New regulations issued Thursday by the Interior Department will require ranchers to either use the grazing lands they lease from the government or give up their permits so others can use them.
Any ranchers who leave acreage idle for more than a year could lose their grazing permits, which are generally issued for 10 years.
The department’s Bureau of Land Management had been letting ranchers keep the permits as long as they didn’t go more than three years without using the acreage for grazing.
“Conservation use” permits that let ranchers keep the land idle and ungrazed for up to 10 years will no longer be issued.
“What in the past may have been an acceptable rest rotation for two or three years – I think we’ve learned it may not be important to rest it for that time,” said Steve Pilcher, executive vice president for the Montana Stockgrowers Association.
Pilcher said managed grazing keeps grasslands healthier than leaving them idle because it stimulates plant growth. Plants deteriorate if they’re not grazed, he said.

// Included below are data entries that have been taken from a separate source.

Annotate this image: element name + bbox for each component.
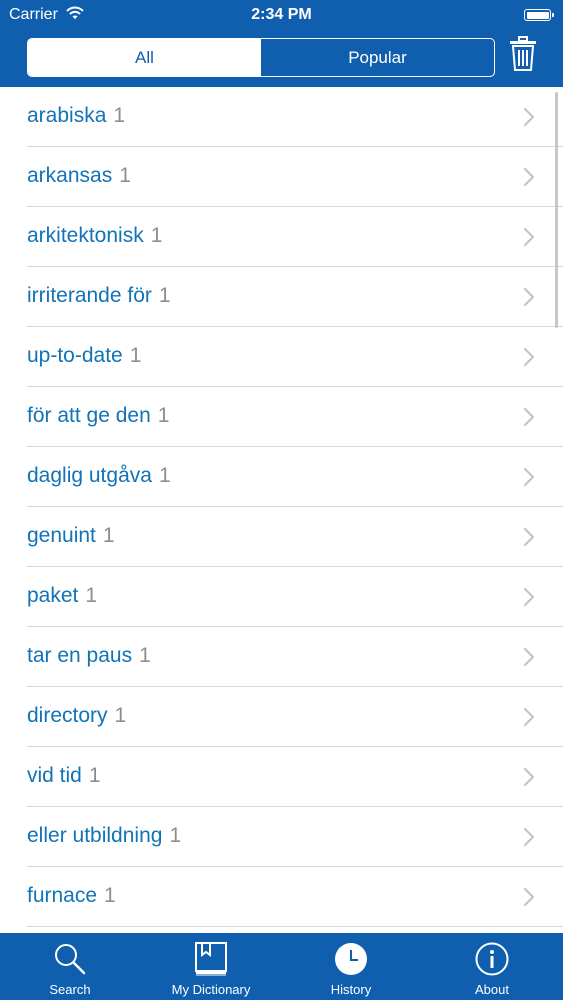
scrollbar[interactable]	[555, 92, 558, 328]
list-item-label: för att ge den 1	[27, 404, 169, 428]
list-item[interactable]: genuint 1	[0, 507, 563, 567]
tab-about[interactable]: About	[442, 933, 542, 1000]
list-item-count: 1	[150, 224, 163, 247]
list-item[interactable]: furnace 1	[0, 867, 563, 927]
list-item-label: irriterande för 1	[27, 284, 171, 308]
segment-popular[interactable]: Popular	[261, 39, 494, 76]
chevron-right-icon	[523, 827, 535, 852]
tab-history-label: History	[330, 982, 372, 997]
list-item-count: 1	[85, 584, 98, 607]
chevron-right-icon	[523, 287, 535, 312]
list-item[interactable]: paket 1	[0, 567, 563, 627]
search-icon	[53, 942, 87, 976]
list-item-count: 1	[113, 104, 126, 127]
tab-bar: Search My Dictionary History About	[0, 933, 563, 1000]
list-item-label: up-to-date 1	[27, 344, 141, 368]
list-item-label: tar en paus 1	[27, 644, 151, 668]
list-item[interactable]: vid tid 1	[0, 747, 563, 807]
list-item-label: furnace 1	[27, 884, 116, 908]
list-item-term: arkansas	[27, 164, 113, 187]
battery-icon	[524, 9, 554, 21]
list-item-label: arkansas 1	[27, 164, 131, 188]
list-item-count: 1	[104, 884, 116, 907]
list-item-label: daglig utgåva 1	[27, 464, 171, 488]
list-item-label: arabiska 1	[27, 104, 125, 128]
list-item-term: up-to-date	[27, 344, 123, 367]
list-item-term: directory	[27, 704, 108, 727]
tab-history[interactable]: History	[301, 933, 401, 1000]
status-bar: Carrier 2:34 PM	[0, 0, 563, 30]
list-item-term: arkitektonisk	[27, 224, 144, 247]
list-item-term: eller utbildning	[27, 824, 163, 847]
list-item-label: eller utbildning 1	[27, 824, 181, 848]
list-item-count: 1	[119, 164, 131, 187]
header-bar: Carrier 2:34 PM All Popular	[0, 0, 563, 87]
chevron-right-icon	[523, 647, 535, 672]
history-list[interactable]: arabiska 1 arkansas 1 arkitektonisk 1 irritera…	[0, 87, 563, 933]
filter-segmented-control[interactable]: All Popular	[27, 38, 495, 77]
list-item-count: 1	[139, 644, 151, 667]
chevron-right-icon	[523, 527, 535, 552]
chevron-right-icon	[523, 767, 535, 792]
segment-all[interactable]: All	[28, 39, 261, 76]
list-item-label: paket 1	[27, 584, 97, 608]
list-item-count: 1	[157, 404, 170, 427]
list-item-count: 1	[88, 764, 101, 787]
list-item-label: directory 1	[27, 704, 126, 728]
tab-my-dictionary[interactable]: My Dictionary	[151, 933, 271, 1000]
list-item-term: furnace	[27, 884, 98, 907]
chevron-right-icon	[523, 167, 535, 192]
list-item[interactable]: för att ge den 1	[0, 387, 563, 447]
list-item-term: arabiska	[27, 104, 107, 127]
list-item-count: 1	[114, 704, 127, 727]
tab-search-label: Search	[49, 982, 91, 997]
list-item[interactable]: tar en paus 1	[0, 627, 563, 687]
list-item-term: irriterande för	[27, 284, 152, 307]
clock-icon	[334, 942, 368, 976]
list-item-count: 1	[129, 344, 142, 367]
chevron-right-icon	[523, 347, 535, 372]
list-item[interactable]: daglig utgåva 1	[0, 447, 563, 507]
trash-icon[interactable]	[509, 36, 537, 77]
list-item-term: för att ge den	[27, 404, 151, 427]
list-item-term: vid tid	[27, 764, 82, 787]
list-item[interactable]: up-to-date 1	[0, 327, 563, 387]
list-item-label: arkitektonisk 1	[27, 224, 162, 248]
list-item-term: genuint	[27, 524, 96, 547]
list-item[interactable]: arabiska 1	[0, 87, 563, 147]
chevron-right-icon	[523, 887, 535, 912]
list-item[interactable]: eller utbildning 1	[0, 807, 563, 867]
info-icon	[475, 942, 509, 976]
list-item-term: daglig utgåva	[27, 464, 152, 487]
list-item-count: 1	[169, 824, 182, 847]
list-item[interactable]: arkansas 1	[0, 147, 563, 207]
chevron-right-icon	[523, 227, 535, 252]
book-icon	[193, 942, 229, 976]
tab-search[interactable]: Search	[15, 933, 125, 1000]
chevron-right-icon	[523, 107, 535, 132]
tab-about-label: About	[475, 982, 509, 997]
list-item-label: genuint 1	[27, 524, 115, 548]
list-item[interactable]: directory 1	[0, 687, 563, 747]
chevron-right-icon	[523, 587, 535, 612]
chevron-right-icon	[523, 467, 535, 492]
chevron-right-icon	[523, 707, 535, 732]
list-item[interactable]: irriterande för 1	[0, 267, 563, 327]
list-item-count: 1	[158, 284, 171, 307]
list-item-label: vid tid 1	[27, 764, 101, 788]
list-item-term: paket	[27, 584, 79, 607]
clock-time: 2:34 PM	[251, 6, 312, 23]
list-item[interactable]: arkitektonisk 1	[0, 207, 563, 267]
list-item-count: 1	[102, 524, 115, 547]
tab-my-dictionary-label: My Dictionary	[171, 982, 251, 997]
chevron-right-icon	[523, 407, 535, 432]
list-item-term: tar en paus	[27, 644, 133, 667]
list-item-count: 1	[158, 464, 171, 487]
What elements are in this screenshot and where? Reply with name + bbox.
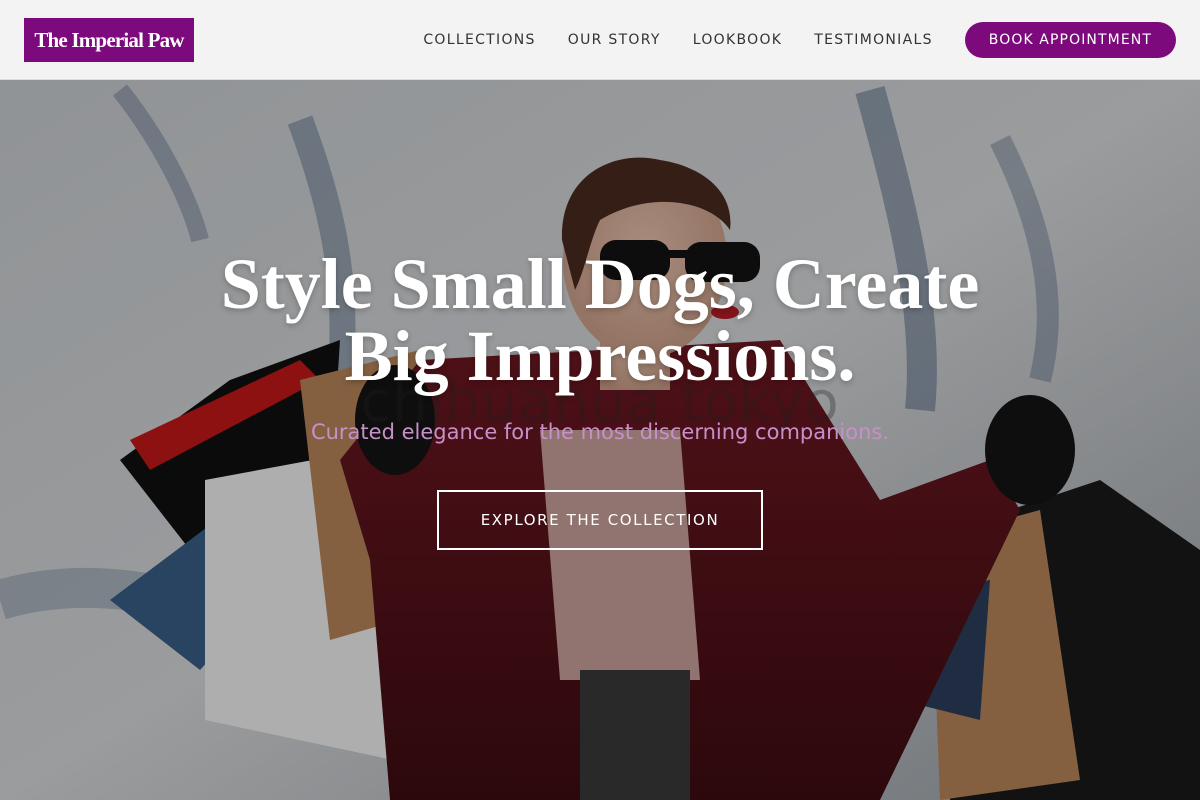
book-appointment-button[interactable]: BOOK APPOINTMENT <box>964 22 1176 58</box>
nav-link-collections[interactable]: COLLECTIONS <box>423 32 535 48</box>
nav-link-our-story[interactable]: OUR STORY <box>568 32 661 48</box>
hero-title-line-1: Style Small Dogs, Create <box>220 244 980 324</box>
brand-logo[interactable]: The Imperial Paw <box>24 18 194 62</box>
nav-link-lookbook[interactable]: LOOKBOOK <box>693 32 783 48</box>
site-header: The Imperial Paw COLLECTIONS OUR STORY L… <box>0 0 1200 80</box>
hero-title-line-2: Big Impressions. <box>344 316 856 396</box>
main-nav: COLLECTIONS OUR STORY LOOKBOOK TESTIMONI… <box>423 0 1176 80</box>
explore-collection-button[interactable]: EXPLORE THE COLLECTION <box>437 490 763 550</box>
hero-title: Style Small Dogs, Create Big Impressions… <box>200 248 1000 392</box>
hero-section: chihuahua tokyo Style Small Dogs, Create… <box>0 80 1200 800</box>
nav-link-testimonials[interactable]: TESTIMONIALS <box>814 32 933 48</box>
hero-subtitle: Curated elegance for the most discerning… <box>310 420 890 444</box>
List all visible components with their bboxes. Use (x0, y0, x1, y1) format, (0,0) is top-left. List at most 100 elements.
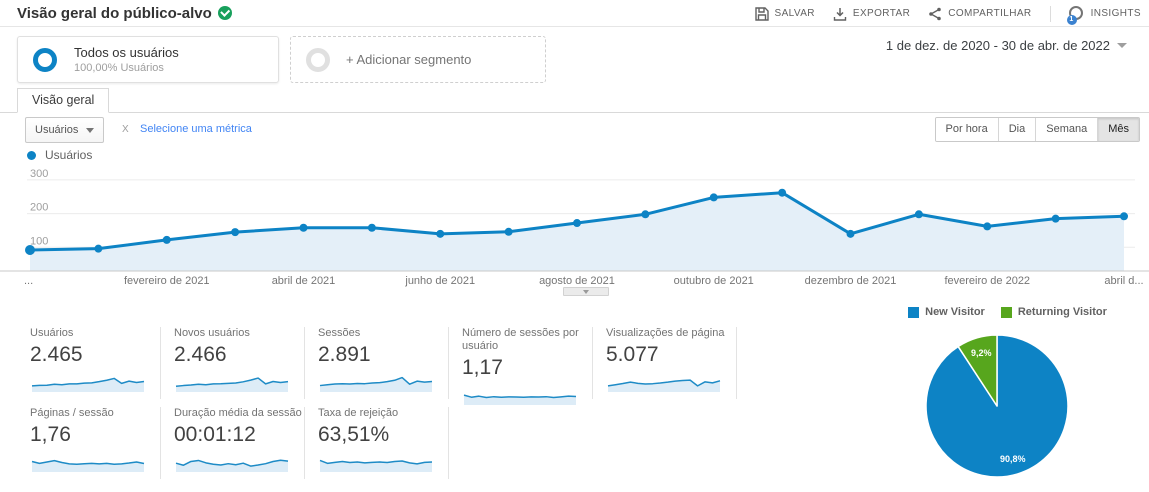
insights-icon: 1 (1066, 5, 1085, 25)
new-visitor-swatch-icon (908, 306, 920, 318)
legend-item-returning-visitor: Returning Visitor (1000, 306, 1107, 318)
granularity-week-button[interactable]: Semana (1035, 118, 1098, 141)
pie-slice-label: 9,2% (971, 348, 992, 358)
scorecard-label: Sessões (318, 327, 361, 339)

The BLM also will have to conduct additional studies and monitor any environmental degradation on acreage leased to ranchers before it halts grazing on it.
Environmentalists said the Bush administration is trying to eliminate protections for public lands by allowing more time before harmful grazing can be stopped and reducing the amount of public input on grazing decisions.
“It’s bad news,” said John Horning, executive director of Forest Guardians, a Santa Fe conservation group. “It reinstates a 19th-century mind-set. It creates a special class where cowboys and ranchers are the dominant users of our public lands.”